Written in 2004, neon, for chamber ensemble has become for many the signature Tansy Davies work, with its gritty, sleazy sounds and pounding rhythms. The frequent performances and two commercial recordings attest to the work’s popularity, and alongside similarly obsessive chamber works such as saltbox (2005) and the suggestively titled grind show (2007) it can be tempting to hear these qualities of obsession and sometimes degraded instrumental sounds as the dominant characteristic of her music. It is certainly these elements, plus an enthusiasm for Prince, that have until recently made the best copy for interviews. But while the more brazen elements of Davies’s style are certainly present in her Zaha Hadid-inspired trumpet concerto Spiral House (2004) and the LSO commission Tilting (2005), what has become increasingly apparent is the contemplative, even meditative nature of Tansy Davies’s music – which is in no way paradoxical to the ferocity her music can attain.

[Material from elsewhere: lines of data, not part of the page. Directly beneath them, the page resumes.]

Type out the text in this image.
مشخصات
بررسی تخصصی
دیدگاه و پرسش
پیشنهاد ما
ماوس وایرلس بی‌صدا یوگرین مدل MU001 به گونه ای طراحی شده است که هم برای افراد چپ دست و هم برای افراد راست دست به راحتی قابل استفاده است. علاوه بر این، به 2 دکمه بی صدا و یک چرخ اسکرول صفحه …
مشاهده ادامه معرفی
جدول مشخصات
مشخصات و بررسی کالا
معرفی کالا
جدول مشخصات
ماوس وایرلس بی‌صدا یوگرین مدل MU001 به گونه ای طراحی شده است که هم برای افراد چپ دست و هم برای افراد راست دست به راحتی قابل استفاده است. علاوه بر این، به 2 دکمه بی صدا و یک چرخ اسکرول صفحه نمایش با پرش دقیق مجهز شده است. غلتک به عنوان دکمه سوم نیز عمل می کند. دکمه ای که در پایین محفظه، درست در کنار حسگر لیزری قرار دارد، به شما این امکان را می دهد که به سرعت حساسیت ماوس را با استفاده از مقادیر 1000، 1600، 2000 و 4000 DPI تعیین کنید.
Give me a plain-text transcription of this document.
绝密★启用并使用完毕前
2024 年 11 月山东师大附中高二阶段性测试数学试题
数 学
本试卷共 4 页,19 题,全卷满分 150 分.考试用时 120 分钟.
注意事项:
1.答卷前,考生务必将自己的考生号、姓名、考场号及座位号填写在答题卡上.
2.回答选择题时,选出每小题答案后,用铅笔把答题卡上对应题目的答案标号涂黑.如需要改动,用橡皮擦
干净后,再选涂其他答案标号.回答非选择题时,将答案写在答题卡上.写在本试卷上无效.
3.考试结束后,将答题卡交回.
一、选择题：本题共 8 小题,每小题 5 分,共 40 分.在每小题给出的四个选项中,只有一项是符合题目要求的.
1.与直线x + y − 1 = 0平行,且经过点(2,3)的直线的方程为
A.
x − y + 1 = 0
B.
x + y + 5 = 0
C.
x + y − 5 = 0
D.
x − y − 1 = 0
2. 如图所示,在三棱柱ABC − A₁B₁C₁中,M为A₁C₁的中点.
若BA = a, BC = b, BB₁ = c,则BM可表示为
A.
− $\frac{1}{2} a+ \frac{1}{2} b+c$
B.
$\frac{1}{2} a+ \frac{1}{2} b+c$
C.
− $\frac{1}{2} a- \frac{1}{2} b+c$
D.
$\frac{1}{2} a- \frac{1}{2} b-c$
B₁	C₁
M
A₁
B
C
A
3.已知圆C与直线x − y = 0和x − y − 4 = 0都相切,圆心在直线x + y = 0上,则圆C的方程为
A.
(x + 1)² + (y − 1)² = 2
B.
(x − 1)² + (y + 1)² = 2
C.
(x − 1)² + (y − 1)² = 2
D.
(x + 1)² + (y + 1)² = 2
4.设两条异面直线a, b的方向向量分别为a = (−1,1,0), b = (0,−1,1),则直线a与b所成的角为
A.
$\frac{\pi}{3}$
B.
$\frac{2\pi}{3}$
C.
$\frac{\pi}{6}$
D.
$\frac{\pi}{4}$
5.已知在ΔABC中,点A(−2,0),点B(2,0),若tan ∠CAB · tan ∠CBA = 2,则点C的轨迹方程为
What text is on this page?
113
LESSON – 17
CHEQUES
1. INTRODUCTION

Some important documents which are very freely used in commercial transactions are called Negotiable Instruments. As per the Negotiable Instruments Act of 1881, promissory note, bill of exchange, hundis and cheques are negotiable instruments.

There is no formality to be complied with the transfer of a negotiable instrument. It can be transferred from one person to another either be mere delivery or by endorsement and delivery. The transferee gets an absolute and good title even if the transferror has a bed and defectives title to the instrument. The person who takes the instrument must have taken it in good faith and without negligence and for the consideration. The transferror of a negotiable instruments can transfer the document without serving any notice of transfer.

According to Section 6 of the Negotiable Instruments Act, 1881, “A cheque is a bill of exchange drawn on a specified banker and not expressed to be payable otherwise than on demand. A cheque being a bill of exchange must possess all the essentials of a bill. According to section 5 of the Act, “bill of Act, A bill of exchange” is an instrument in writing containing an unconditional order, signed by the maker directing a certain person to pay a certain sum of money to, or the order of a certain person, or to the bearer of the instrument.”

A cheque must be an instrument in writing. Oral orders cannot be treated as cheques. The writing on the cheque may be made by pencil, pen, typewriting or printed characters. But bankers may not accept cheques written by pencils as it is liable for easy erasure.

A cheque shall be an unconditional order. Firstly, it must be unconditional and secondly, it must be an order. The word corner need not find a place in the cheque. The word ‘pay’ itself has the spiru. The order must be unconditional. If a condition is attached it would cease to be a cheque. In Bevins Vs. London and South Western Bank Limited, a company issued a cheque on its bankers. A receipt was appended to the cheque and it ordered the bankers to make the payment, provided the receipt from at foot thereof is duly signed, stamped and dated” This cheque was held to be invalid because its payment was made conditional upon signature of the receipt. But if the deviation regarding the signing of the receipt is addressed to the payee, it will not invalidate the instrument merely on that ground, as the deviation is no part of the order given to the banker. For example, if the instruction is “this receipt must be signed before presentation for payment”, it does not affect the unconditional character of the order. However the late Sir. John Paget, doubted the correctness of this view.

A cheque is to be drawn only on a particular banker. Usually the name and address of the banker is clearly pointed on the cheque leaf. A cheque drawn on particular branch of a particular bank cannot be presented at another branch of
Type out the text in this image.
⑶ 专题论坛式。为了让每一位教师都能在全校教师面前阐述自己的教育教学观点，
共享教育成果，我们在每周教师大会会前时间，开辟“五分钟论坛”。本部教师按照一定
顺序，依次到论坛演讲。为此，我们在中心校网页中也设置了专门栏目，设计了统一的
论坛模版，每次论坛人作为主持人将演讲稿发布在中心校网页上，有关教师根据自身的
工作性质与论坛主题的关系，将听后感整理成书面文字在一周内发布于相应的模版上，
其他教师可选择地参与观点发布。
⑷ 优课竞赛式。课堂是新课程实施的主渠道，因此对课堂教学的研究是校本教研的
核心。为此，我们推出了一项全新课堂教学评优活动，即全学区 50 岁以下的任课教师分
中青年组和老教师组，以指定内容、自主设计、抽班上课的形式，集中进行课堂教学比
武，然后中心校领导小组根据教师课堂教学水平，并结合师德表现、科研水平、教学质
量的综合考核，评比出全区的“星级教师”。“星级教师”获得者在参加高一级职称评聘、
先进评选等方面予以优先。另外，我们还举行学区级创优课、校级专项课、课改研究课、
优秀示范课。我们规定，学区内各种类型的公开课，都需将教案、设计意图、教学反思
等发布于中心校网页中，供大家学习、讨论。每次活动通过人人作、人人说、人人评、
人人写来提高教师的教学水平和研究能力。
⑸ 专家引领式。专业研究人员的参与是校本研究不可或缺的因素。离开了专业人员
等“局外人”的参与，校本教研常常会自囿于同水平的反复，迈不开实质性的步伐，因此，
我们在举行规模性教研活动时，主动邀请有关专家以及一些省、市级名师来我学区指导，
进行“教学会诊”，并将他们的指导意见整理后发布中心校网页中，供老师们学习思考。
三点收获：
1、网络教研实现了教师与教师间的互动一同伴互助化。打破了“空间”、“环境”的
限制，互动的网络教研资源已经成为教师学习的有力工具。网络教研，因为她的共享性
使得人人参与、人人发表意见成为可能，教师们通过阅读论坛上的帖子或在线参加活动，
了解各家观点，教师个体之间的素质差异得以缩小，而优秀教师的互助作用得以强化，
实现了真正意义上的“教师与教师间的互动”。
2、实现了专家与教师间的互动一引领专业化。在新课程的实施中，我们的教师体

A pivotal work is Falling Angel, written for Thomas Adès and BCMG and first performed in Birmingham and then in Paris, at the Présences festival in 2007. Almost a rondo, the music alternates several highly energised musical images that eventually yield to a passage of sustained cantabile writing – unique in Davies’s music at the time. It was shortly after this that she began to write her first works for voice and these now mark out a distinctive aspect of her work, whether in the mesmeric song cycle Troubairitz (2010) or the snow-blinded brightness of Christmas Eve written for the 2011 Festival of Nine Lessons and Carols at King’s College, Cambridge.
It is music that sings or is sung which has come to dominate Tansy Davies work in the last five years, from the tender As with Voices and with Tears – a Whitman setting commemorating the dead of the First World War – to the orchestral Wild Card (2010) and the piano concerto Nature (2012). Wild Card is a ritualistic exploration of the world of the Tarot and, in its implicit confrontation with the idea of destiny, it forms a bridge to Davies’s opera Between Worlds, commissioned by ENO and the Barbican. Presided over by the figure of a Shaman, symbolising every aspect of the opera’s creation, both overt and occult (in all senses), Between Worlds is a meditation on the events of 9/11 and a work that is for Tansy Davies both summatory and a new beginning.
Listed in the Evening Standard’s Progress 1000 of the UK’s most influential people of 2015, Davies’s current projects include a large-scale work for symphony orchestra.